Não é exagero dizer que estamos assistindo à ascensão de uma nova forma de poder — não mais vertical e autoritária, mas horizontal, sedutora e automatizada. Um poder que não manda, mas conduz. Não censura, mas anestesia. A inteligência artificial e os algoritmos não estão apenas analisando nossos comportamentos; eles estão moldando-os com uma precisão cirúrgica. E o mais perturbador: nós colaboramos com isso, todos os dias, alimentando a máquina com cada clique, cada curtida, cada segundo de atenção.

A promessa de que a tecnologia nos libertaria da ignorância e do esforço está se revelando uma armadilha sofisticada. Quanto mais hiperconectados, mais vulneráveis. Quanto mais informação, menos reflexão. As redes sociais, as plataformas de streaming, os mecanismos de busca — todos operam com o mesmo princípio: prever o nosso próximo passo com base no que já fomos. Somos empurrados para dentro de bolhas que reforçam o que acreditamos, evitam o desconforto da discordância e tornam o pensamento crítico quase obsoleto. O futuro, nesse cenário, é apenas uma repetição estatística do passado.
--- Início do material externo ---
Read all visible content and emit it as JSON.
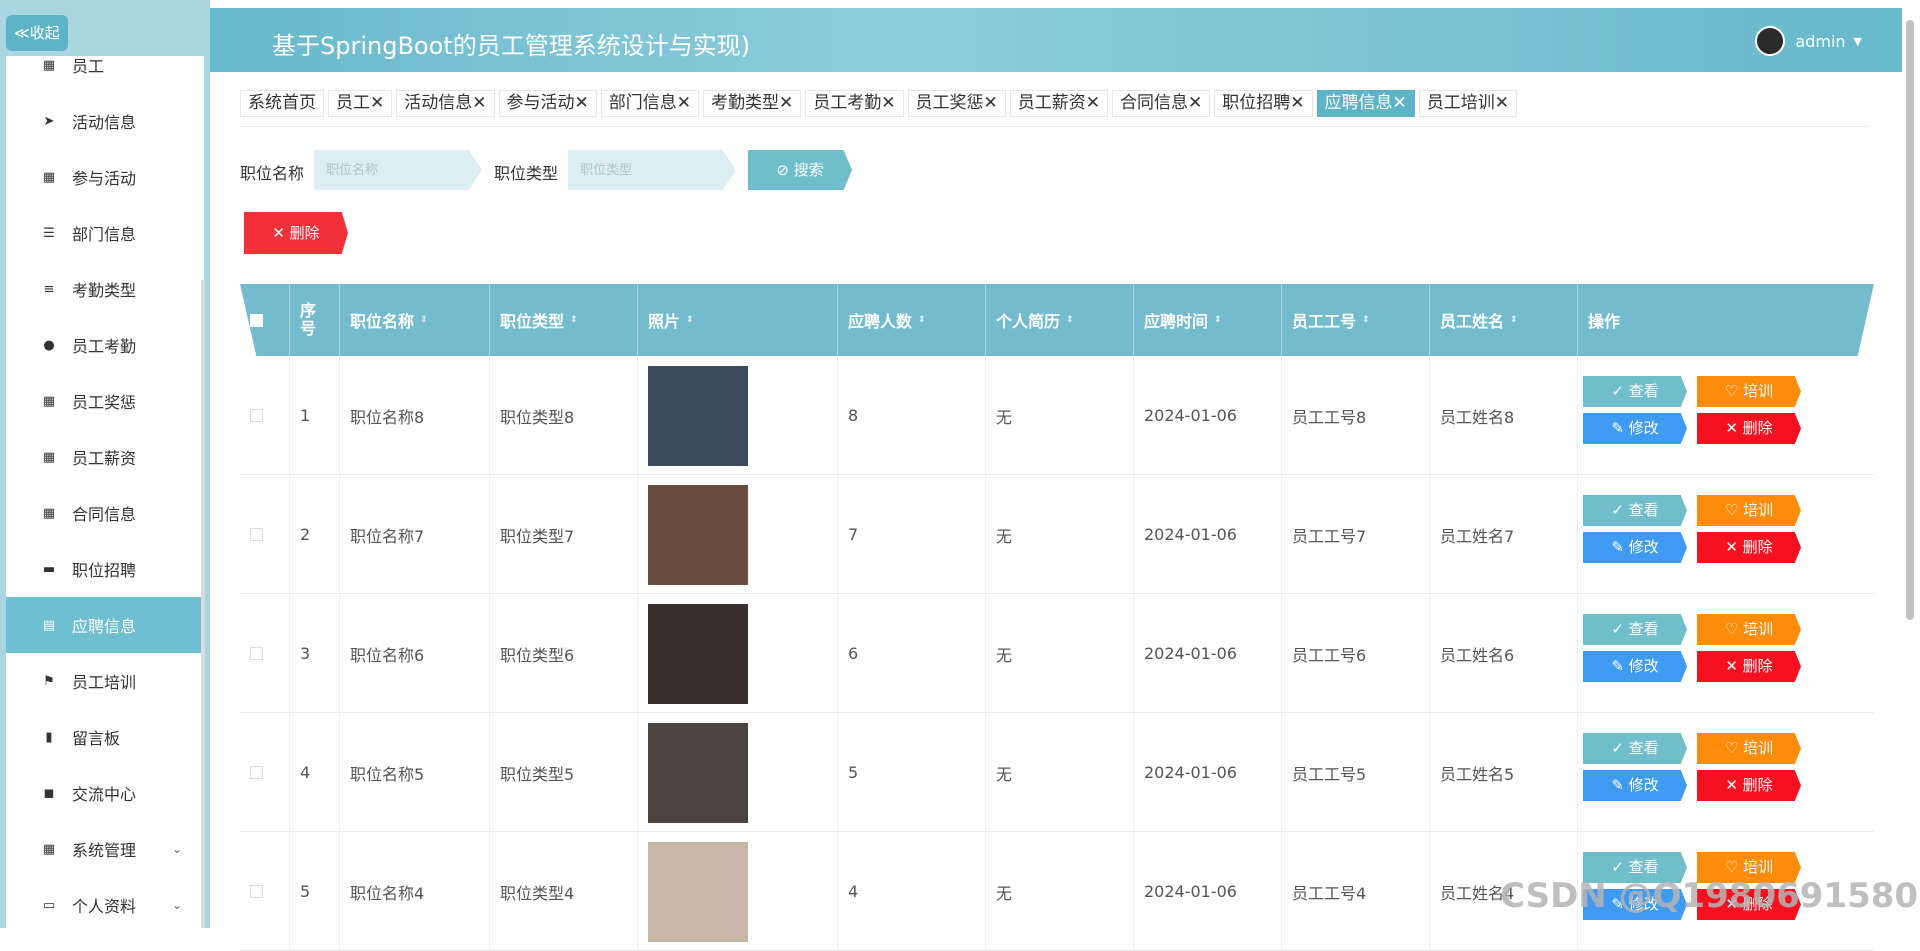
{
  "sidebar": {
    "collapse_label": "≪收起",
    "items": [
      {
        "label": "员工",
        "icon": "grid-icon"
      },
      {
        "label": "活动信息",
        "icon": "send-icon"
      },
      {
        "label": "参与活动",
        "icon": "grid-icon"
      },
      {
        "label": "部门信息",
        "icon": "sliders-icon"
      },
      {
        "label": "考勤类型",
        "icon": "list-icon"
      },
      {
        "label": "员工考勤",
        "icon": "user-icon"
      },
      {
        "label": "员工奖惩",
        "icon": "grid-icon"
      },
      {
        "label": "员工薪资",
        "icon": "grid-icon"
      },
      {
        "label": "合同信息",
        "icon": "grid-icon"
      },
      {
        "label": "职位招聘",
        "icon": "monitor-icon"
      },
      {
        "label": "应聘信息",
        "icon": "clipboard-icon",
        "active": true
      },
      {
        "label": "员工培训",
        "icon": "flag-icon"
      },
      {
        "label": "留言板",
        "icon": "phone-icon"
      },
      {
        "label": "交流中心",
        "icon": "video-icon"
      },
      {
        "label": "系统管理",
        "icon": "grid-icon",
        "expandable": true
      },
      {
        "label": "个人资料",
        "icon": "card-icon",
        "expandable": true
      }
    ]
  },
  "header": {
    "title": "基于SpringBoot的员工管理系统设计与实现)",
    "user": "admin"
  },
  "tabs": [
    {
      "label": "系统首页"
    },
    {
      "label": "员工✕"
    },
    {
      "label": "活动信息✕"
    },
    {
      "label": "参与活动✕"
    },
    {
      "label": "部门信息✕"
    },
    {
      "label": "考勤类型✕"
    },
    {
      "label": "员工考勤✕"
    },
    {
      "label": "员工奖惩✕"
    },
    {
      "label": "员工薪资✕"
    },
    {
      "label": "合同信息✕"
    },
    {
      "label": "职位招聘✕"
    },
    {
      "label": "应聘信息✕",
      "active": true
    },
    {
      "label": "员工培训✕"
    }
  ],
  "search": {
    "name_label": "职位名称",
    "name_placeholder": "职位名称",
    "type_label": "职位类型",
    "type_placeholder": "职位类型",
    "search_button": "搜索",
    "delete_button": "删除"
  },
  "table": {
    "headers": [
      "序号",
      "职位名称",
      "职位类型",
      "照片",
      "应聘人数",
      "个人简历",
      "应聘时间",
      "员工工号",
      "员工姓名",
      "操作"
    ],
    "rows": [
      {
        "no": "1",
        "name": "职位名称8",
        "type": "职位类型8",
        "count": "8",
        "resume": "无",
        "time": "2024-01-06",
        "emp_no": "员工工号8",
        "emp_name": "员工姓名8",
        "photo_color": "#3b4a5e"
      },
      {
        "no": "2",
        "name": "职位名称7",
        "type": "职位类型7",
        "count": "7",
        "resume": "无",
        "time": "2024-01-06",
        "emp_no": "员工工号7",
        "emp_name": "员工姓名7",
        "photo_color": "#6a4d3e"
      },
      {
        "no": "3",
        "name": "职位名称6",
        "type": "职位类型6",
        "count": "6",
        "resume": "无",
        "time": "2024-01-06",
        "emp_no": "员工工号6",
        "emp_name": "员工姓名6",
        "photo_color": "#3a2f2c"
      },
      {
        "no": "4",
        "name": "职位名称5",
        "type": "职位类型5",
        "count": "5",
        "resume": "无",
        "time": "2024-01-06",
        "emp_no": "员工工号5",
        "emp_name": "员工姓名5",
        "photo_color": "#4a4440"
      },
      {
        "no": "5",
        "name": "职位名称4",
        "type": "职位类型4",
        "count": "4",
        "resume": "无",
        "time": "2024-01-06",
        "emp_no": "员工工号4",
        "emp_name": "员工姓名4",
        "photo_color": "#c8b7a6"
      }
    ],
    "actions": {
      "view": "查看",
      "train": "培训",
      "edit": "修改",
      "delete": "删除"
    }
  },
  "watermark": "CSDN @Q1980691580"
}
O resultado é uma sociedade que se move como cardumes digitais, onde decisões coletivas emergem não da razão pública ou do debate democrático, mas da soma de impulsos mediados por algoritmos. O que parecia ser apenas uma questão de consumo — que produto você prefere, que vídeo você quer assistir — se torna uma questão existencial e política. Quando a informação que você consome é filtrada, ordenada e customizada para maximizar sua permanência em uma plataforma, a verdade deixa de ser uma busca e passa a ser uma construção algorítmica. A realidade, então, é editada.

Mas não é apenas a liberdade de pensamento que está em risco — é a própria noção de humanidade. A inteligência artificial, ao aprender com nossos dados, aprende também os nossos vícios, nossos preconceitos, nossas limitações. E os replica em escala. Ela não é neutra, nunca foi. Seu funcionamento reflete interesses econômicos e estruturas de poder. Plataformas que parecem gratuitas cobram um preço altíssimo: a mercantilização da atenção, da emoção e da identidade.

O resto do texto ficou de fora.